Myth-Busting Mondays: DeafblindnessWatch
90% of what we learn from our surroundings at a distance comes from some combination of hearing and sight. A person who is completely deafblind can't do this at all, so most things they learn come from things they are in contact with usually by touch. Even if the loss of one or both senses isn't complete, someone with these problems will have a very different experience of the world to a 'normal' person and is likely to do things in very different ways. Examples of things affected include movement, communication, social interaction and using many everyday objects without specific adaptations- if you think about how a person with the loss of just one sense does these things, many of them rely more on the other so the needs of those with both are very specific.
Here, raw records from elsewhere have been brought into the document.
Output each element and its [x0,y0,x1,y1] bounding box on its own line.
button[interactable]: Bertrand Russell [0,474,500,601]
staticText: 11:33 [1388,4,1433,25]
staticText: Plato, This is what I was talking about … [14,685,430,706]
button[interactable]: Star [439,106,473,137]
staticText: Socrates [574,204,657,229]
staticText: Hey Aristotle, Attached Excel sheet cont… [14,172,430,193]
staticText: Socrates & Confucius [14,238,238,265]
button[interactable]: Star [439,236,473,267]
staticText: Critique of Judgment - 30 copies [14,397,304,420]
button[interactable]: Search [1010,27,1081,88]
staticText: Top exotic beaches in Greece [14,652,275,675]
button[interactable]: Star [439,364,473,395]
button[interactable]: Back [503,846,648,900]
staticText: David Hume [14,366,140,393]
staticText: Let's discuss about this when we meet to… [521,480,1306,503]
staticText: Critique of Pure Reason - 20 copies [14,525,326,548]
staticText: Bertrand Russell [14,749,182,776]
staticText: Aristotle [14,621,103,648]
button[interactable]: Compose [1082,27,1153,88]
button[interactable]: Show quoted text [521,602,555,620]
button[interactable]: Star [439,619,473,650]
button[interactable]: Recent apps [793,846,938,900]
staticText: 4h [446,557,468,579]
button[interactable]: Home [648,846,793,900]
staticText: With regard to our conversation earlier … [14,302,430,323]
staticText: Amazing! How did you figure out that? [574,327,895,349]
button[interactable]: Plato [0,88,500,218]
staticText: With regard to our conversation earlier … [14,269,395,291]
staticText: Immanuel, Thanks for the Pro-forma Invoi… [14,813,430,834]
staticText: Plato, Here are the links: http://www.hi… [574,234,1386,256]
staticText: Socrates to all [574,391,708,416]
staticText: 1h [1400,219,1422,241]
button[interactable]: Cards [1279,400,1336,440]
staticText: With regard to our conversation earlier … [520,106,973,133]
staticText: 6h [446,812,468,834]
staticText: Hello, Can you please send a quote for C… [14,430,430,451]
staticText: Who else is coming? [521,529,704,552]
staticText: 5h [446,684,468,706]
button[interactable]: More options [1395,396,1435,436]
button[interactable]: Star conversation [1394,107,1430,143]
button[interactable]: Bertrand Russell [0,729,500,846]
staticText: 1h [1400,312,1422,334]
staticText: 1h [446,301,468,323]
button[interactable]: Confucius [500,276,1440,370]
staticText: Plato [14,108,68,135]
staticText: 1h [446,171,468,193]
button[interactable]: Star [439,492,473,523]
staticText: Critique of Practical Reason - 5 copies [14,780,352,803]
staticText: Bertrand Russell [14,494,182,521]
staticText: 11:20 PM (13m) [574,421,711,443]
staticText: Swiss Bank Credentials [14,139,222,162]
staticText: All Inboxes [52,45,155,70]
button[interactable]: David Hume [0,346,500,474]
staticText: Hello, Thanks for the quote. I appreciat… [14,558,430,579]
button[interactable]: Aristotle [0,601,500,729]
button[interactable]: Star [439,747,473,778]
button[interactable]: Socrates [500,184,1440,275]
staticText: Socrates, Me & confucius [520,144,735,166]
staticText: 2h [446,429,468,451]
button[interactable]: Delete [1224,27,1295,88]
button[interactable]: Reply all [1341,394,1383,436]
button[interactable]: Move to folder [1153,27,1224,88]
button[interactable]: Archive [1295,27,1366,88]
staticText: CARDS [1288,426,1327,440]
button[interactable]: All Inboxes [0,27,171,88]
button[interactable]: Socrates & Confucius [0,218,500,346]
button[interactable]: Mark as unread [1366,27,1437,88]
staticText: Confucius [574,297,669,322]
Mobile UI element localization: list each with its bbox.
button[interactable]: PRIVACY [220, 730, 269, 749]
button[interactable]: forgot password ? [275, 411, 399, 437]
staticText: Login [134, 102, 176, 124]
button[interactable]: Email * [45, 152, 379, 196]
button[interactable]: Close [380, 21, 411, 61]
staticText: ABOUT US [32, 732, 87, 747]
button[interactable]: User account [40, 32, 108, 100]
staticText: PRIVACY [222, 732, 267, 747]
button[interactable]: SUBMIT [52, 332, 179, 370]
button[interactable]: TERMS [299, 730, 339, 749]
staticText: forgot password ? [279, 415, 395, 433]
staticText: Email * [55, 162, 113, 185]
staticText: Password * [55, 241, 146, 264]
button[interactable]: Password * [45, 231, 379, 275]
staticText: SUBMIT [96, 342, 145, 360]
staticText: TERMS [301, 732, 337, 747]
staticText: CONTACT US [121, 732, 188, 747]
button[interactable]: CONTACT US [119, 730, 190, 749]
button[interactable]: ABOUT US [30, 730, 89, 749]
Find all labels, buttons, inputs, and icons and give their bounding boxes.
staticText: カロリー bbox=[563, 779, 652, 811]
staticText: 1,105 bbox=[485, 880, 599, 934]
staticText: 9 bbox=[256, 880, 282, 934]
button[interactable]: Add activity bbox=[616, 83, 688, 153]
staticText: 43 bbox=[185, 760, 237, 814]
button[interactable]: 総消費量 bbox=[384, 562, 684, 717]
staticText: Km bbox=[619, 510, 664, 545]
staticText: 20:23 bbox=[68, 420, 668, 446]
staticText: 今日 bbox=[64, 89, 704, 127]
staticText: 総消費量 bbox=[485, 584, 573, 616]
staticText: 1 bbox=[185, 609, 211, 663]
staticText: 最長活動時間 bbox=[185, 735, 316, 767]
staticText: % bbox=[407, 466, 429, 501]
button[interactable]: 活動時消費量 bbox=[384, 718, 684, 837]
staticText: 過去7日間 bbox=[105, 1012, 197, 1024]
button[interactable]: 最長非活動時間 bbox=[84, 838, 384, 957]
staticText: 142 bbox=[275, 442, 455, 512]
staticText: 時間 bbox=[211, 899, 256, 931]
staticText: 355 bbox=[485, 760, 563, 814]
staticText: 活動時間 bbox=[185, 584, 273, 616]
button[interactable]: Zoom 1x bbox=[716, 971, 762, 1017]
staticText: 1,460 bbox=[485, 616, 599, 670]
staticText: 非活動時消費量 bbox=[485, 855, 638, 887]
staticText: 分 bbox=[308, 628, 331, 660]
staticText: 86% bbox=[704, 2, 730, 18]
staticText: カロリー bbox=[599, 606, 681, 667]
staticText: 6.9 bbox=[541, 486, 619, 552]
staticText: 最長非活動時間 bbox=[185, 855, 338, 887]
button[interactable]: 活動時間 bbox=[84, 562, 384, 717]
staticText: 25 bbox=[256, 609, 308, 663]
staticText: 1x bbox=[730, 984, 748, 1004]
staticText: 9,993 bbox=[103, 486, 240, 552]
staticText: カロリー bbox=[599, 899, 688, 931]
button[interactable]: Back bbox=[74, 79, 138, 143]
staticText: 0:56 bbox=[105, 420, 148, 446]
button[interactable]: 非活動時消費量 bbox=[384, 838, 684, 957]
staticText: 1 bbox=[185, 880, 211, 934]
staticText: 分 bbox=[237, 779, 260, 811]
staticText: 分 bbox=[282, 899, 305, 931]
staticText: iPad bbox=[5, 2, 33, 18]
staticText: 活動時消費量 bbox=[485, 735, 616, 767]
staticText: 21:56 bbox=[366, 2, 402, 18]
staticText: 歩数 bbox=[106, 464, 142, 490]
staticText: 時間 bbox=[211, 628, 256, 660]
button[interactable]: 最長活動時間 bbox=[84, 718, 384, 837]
It's also worth noting that many people with these also have other disabilities and medical conditions, which also affect how they learn and perceive the things around them.
Our question is: What proportion of UK 10-29 year olds have both a hearing and visual impairment?
Do you have hearing and visual impairments or do you know anyone who has? What challenges would you face and how do you think you would cope? Is there anything you think you wouldn't be able to do that you would really miss?
Please note you can post anonymously in this thread
There's an interesting article here on how deafblind people can learn which minimarshmallow showed me yesterday- I meant to add it in the OP but totally forgot! Well worth a read though if anyone's interested
I have a friend whose child is moderately to severely deaf and partially sighted due to having part of one of his chromosomes missing. (on each, you have 2 "arms" - p and q. On number 18, he doesn't have q. This causes a lot of physical and learning disabilities, including hearing and sight problems) Because his hearing loss came when he was young and when he was learning to speak, he does have some problems talking. He uses a form of a sign language to help him communicate.
Growing up, I relied a lot on my hearing to do things like cross the road and do other things, which when you've got hearing problems on top, is now actually quite difficult. The type of hearing loss I have, there's no cure for. (there are some where they can operate)
Wow that is so much more common than I thought! I thought it would like like 1 in 100,000! Maybe I was thinking of severe deafblindness, but still. Thanks for the informative thread
Yeah it surprised me a bit too, I've just realised that's the upper estimate but even so. Not sure what the stats are like for severe deafblindness but I'd imagine they're a lot lower as you say.